THE Khmer Rouge tribunal, the first international war crimes court to allow direct participation by victims, convened a plenary session yesterday in which rule changes for victim participation and reparations will likely be adopted.
Acting plenary vice president Motoo Noguchi said the court was “eager to learn from our past experience and keep improving so that we can remain confident that our procedures are fair and meaningful”.
“The majority of this week will be devoted to discussions to amend internal rules concerning victims’ participation and reparation, in particular with a view to making the existing reparation system more meaningful and effective for real and sustainable benefit for victims,” Noguchi said.
Under the current rules, the court is empowered to grant “collective and moral” reparations to accepted civil parties. As part of July’s judgment against former Tuol Sleng prison chief Kaing Guek Eav, alias Duch, the court’s Trial Chamber granted a pair of reparations requests from civil parties: It printed the names of accepted civil parties in the verdict and pledged to collect and publish all statements of apology made by Duch during the proceedings.

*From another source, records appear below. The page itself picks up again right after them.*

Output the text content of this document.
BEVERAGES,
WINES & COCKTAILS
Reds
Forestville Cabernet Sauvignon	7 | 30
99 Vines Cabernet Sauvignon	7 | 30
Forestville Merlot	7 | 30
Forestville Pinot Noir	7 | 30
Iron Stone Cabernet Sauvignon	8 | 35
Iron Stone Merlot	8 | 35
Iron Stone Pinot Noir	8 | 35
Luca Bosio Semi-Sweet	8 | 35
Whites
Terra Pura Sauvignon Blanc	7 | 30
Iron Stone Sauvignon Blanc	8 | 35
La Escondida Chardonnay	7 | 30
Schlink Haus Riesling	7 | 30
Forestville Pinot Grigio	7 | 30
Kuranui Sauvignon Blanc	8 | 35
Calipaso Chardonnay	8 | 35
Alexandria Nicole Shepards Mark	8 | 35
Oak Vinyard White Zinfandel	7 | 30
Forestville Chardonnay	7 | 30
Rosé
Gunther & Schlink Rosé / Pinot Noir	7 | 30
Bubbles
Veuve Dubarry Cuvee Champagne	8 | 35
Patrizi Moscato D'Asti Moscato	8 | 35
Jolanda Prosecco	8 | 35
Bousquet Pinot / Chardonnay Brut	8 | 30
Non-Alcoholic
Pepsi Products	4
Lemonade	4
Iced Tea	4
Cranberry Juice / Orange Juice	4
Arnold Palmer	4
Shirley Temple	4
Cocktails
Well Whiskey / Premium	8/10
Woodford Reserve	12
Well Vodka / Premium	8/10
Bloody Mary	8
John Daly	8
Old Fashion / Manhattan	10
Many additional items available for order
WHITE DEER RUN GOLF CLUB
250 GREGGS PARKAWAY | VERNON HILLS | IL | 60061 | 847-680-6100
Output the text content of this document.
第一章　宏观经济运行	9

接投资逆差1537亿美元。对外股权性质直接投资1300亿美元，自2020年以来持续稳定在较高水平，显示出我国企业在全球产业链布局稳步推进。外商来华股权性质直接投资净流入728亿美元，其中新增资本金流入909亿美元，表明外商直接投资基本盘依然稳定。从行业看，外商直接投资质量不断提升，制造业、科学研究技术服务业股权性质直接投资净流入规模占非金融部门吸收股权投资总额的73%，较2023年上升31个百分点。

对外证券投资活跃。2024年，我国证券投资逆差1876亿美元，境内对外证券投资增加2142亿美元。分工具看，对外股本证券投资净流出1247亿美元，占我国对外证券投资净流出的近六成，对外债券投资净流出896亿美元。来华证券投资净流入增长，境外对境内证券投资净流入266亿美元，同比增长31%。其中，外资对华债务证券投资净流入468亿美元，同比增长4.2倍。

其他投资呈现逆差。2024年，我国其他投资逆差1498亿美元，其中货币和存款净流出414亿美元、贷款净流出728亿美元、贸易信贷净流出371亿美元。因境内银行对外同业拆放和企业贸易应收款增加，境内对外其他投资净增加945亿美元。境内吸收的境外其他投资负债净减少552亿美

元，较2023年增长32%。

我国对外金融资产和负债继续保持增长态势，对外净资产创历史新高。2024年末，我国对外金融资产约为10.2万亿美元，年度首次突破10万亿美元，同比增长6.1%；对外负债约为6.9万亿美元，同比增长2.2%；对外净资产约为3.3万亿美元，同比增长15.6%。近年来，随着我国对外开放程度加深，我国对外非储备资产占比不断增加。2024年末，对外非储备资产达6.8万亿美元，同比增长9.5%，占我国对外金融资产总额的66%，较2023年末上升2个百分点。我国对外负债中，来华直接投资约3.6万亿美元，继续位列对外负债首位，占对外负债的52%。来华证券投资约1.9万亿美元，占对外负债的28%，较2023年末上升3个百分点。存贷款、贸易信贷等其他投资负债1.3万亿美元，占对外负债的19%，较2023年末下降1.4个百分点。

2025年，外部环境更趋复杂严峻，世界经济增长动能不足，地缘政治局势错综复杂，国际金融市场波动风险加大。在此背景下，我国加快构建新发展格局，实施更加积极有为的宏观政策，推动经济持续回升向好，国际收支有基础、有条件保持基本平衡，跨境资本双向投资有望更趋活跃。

Civil party lawyers and court monitors criticised these reparations as unimaginative and insufficient, though the judges said in the decision that they did not have the power to fund projects or make recommendations to the government.
At a press conference on reparations and victim participation yesterday, Thun Saray, president of local rights group Adhoc, said rule changes adopted this week should allow the court to implement reparations in collaboration with civil society organisations and make recommendations to the government.
Although the Duch decision has been appealed to the tribunal’s Supreme Court Chamber, where a decision is expected next year, UN court spokesman Lars Olsen said any rule changes on reparations adopted by the plenary this week will not be applicable to Case 001.